Video Station can use its default /video Shared Folder, or any 'video' type indexed folder. There is no personal video library concept in VS. Only Synology Photos insists in specific folder locations: personal space is /home/Photos; shared space is /photo. An administrator user has to enable the shared space feature from within the Photos web interface's Settings.

I have created a single Shared Folder where I have a folder structure that is divided into branches for music (subfolders for different formats, because I'm still years into the process of transitioning over and still don't want to rely on real-time transcoding) and video (films, tv shows, home movies, other stuff, etc). I have these indexed and both AS and VS use them. They are also used by my Plex server too, and this is the main way I access media on Mac, phones, Apple TV.
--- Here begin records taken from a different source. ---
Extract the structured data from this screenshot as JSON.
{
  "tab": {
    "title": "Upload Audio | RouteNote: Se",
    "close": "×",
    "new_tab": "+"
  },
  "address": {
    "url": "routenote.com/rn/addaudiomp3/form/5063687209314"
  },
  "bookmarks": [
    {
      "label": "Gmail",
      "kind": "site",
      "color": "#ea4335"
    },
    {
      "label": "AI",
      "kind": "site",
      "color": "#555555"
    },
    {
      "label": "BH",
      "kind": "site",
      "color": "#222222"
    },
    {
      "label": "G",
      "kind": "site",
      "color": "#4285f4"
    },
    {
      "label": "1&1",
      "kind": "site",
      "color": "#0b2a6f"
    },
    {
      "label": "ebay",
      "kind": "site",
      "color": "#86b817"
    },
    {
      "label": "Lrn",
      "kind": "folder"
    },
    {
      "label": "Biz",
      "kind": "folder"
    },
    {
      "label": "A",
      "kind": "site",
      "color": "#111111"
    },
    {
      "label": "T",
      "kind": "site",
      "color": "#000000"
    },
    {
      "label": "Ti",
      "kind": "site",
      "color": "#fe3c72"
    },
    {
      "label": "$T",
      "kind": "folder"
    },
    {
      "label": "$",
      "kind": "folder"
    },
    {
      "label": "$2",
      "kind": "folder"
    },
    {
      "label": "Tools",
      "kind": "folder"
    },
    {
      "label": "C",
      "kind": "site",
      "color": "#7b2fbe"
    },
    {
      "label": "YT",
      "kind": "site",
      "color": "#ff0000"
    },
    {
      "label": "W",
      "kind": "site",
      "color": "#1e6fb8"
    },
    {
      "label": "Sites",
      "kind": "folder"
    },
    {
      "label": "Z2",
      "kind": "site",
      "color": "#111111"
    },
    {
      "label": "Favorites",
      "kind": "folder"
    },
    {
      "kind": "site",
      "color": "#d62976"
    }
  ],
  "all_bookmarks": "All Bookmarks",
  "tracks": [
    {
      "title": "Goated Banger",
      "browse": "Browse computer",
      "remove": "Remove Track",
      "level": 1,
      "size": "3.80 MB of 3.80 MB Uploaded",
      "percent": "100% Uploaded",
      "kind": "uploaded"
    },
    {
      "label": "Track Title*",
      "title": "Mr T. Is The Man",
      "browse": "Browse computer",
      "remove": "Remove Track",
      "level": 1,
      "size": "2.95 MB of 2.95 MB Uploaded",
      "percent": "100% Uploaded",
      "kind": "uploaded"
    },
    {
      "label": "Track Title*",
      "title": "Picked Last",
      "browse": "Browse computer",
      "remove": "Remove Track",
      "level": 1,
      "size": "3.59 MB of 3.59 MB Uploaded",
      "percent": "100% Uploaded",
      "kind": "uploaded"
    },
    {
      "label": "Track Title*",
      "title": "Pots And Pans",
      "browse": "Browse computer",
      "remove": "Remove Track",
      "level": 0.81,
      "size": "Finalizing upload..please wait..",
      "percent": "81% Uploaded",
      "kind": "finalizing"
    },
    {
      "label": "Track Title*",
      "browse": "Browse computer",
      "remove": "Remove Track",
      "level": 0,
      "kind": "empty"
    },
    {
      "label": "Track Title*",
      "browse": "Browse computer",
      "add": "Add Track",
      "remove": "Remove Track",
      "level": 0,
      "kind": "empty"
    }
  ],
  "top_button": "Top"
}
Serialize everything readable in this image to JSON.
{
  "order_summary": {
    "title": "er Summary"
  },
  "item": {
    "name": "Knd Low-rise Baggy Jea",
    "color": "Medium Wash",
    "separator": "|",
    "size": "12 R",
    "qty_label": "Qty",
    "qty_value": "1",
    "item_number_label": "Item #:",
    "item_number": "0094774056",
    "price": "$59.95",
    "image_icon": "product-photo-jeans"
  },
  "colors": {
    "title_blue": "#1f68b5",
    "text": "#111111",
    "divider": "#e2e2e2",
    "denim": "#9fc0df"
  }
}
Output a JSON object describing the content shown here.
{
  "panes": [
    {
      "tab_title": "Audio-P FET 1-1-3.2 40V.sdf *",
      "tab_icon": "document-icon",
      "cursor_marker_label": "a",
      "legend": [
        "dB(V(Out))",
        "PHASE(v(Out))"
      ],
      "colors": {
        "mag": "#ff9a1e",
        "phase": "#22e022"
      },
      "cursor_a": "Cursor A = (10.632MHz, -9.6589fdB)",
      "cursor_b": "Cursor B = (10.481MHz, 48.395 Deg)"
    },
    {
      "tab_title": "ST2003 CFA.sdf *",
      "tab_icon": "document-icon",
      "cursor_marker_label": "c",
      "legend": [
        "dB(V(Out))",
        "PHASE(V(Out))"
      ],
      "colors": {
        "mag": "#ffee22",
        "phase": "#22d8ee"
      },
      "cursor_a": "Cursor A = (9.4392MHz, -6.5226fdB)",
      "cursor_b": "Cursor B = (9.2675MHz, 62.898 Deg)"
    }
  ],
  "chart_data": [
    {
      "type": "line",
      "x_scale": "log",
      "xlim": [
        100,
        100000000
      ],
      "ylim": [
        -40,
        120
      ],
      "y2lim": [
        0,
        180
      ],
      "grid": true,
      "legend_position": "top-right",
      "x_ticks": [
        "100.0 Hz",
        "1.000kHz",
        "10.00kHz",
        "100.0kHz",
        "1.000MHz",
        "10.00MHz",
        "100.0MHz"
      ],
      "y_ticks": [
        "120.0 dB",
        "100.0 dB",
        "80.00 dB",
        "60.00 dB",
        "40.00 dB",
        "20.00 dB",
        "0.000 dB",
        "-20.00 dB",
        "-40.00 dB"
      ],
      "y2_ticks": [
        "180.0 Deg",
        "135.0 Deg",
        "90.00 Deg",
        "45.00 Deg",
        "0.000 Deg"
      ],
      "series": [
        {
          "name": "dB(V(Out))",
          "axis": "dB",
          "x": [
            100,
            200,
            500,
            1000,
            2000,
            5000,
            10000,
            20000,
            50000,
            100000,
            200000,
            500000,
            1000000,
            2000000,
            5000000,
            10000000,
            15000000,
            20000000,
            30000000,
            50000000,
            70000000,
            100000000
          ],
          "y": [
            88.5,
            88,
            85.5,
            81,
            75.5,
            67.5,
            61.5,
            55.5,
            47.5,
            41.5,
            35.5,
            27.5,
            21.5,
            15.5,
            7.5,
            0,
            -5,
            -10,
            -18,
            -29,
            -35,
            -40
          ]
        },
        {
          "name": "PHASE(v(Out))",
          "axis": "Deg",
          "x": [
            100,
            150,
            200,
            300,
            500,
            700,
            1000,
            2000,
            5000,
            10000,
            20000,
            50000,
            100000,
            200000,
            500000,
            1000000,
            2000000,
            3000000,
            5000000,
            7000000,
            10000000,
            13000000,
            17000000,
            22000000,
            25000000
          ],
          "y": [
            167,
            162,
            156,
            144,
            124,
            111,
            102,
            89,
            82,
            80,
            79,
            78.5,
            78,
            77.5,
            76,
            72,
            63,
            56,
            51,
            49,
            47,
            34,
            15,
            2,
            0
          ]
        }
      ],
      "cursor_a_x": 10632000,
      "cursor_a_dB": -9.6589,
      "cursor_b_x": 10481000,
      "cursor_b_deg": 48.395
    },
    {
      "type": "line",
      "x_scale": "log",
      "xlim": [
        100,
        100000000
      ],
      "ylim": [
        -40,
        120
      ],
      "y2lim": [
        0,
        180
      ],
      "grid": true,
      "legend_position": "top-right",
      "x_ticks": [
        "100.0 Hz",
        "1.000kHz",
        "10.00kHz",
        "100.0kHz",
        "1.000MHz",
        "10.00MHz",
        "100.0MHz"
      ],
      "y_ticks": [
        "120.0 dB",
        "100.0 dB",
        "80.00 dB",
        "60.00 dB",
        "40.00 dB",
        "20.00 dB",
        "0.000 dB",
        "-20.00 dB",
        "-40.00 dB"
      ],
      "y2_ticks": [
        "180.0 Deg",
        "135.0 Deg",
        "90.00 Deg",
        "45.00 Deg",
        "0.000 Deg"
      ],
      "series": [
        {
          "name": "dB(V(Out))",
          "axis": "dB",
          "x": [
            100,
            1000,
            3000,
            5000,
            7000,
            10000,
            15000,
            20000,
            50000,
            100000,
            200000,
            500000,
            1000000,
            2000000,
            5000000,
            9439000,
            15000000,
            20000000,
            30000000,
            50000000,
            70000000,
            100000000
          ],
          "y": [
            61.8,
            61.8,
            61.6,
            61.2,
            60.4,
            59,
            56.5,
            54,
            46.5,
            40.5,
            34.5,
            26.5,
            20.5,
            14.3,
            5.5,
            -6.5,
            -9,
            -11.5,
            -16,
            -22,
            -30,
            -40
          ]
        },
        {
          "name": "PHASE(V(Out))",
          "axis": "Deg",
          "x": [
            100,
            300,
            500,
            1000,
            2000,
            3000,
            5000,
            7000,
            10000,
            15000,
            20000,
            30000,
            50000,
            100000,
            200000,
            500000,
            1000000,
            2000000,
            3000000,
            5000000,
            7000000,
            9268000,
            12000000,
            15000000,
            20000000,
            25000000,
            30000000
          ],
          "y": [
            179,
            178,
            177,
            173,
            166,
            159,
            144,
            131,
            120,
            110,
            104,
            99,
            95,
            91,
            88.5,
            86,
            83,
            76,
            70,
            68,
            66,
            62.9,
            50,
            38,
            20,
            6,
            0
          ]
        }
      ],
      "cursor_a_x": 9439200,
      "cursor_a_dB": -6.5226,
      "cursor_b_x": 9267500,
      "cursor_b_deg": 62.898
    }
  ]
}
The media folder structure is down to what you are planning to use to access it. There's no use deciding before you consider the media serving packages and their requirements.

From the way you explain your thoughts it seems that you are just thinking of SMB file sharing access and having people mount the share and read/write the files. But do they really need this level of access?


Backing up Macs: I still have an old DS215j that runs SMB and adverts as Time Machine via Bonjour (again setup using Control Panel's File Sharing). I've never really needed to rely on this. I still run a weekly Carbon Copy Cloner task to USB drive that clones the boot drive. Until recently this was a surefire way to just boot the Mac from the USB drive and restore the internal drive from the USB. Not needed to do that recently but it might be better to use Mac's Migration Assistant with the cloned drive. There is also Synology's Active Backup for Business which you can maintain a full drive backup, with increments. I run this too, so I'm somewhat belt and braces covered :)

Now that macOS has separated the base OS into a separate and unwritable partition, and the customisation and user data into a second, there is the argument that it is pretty simple to reinstall your extra apps on a fresh build. And use cloud/NAS storage for the user data.


You should also run the Security Advisor in DSM to get guidance on things you can do to make the NAS more secure.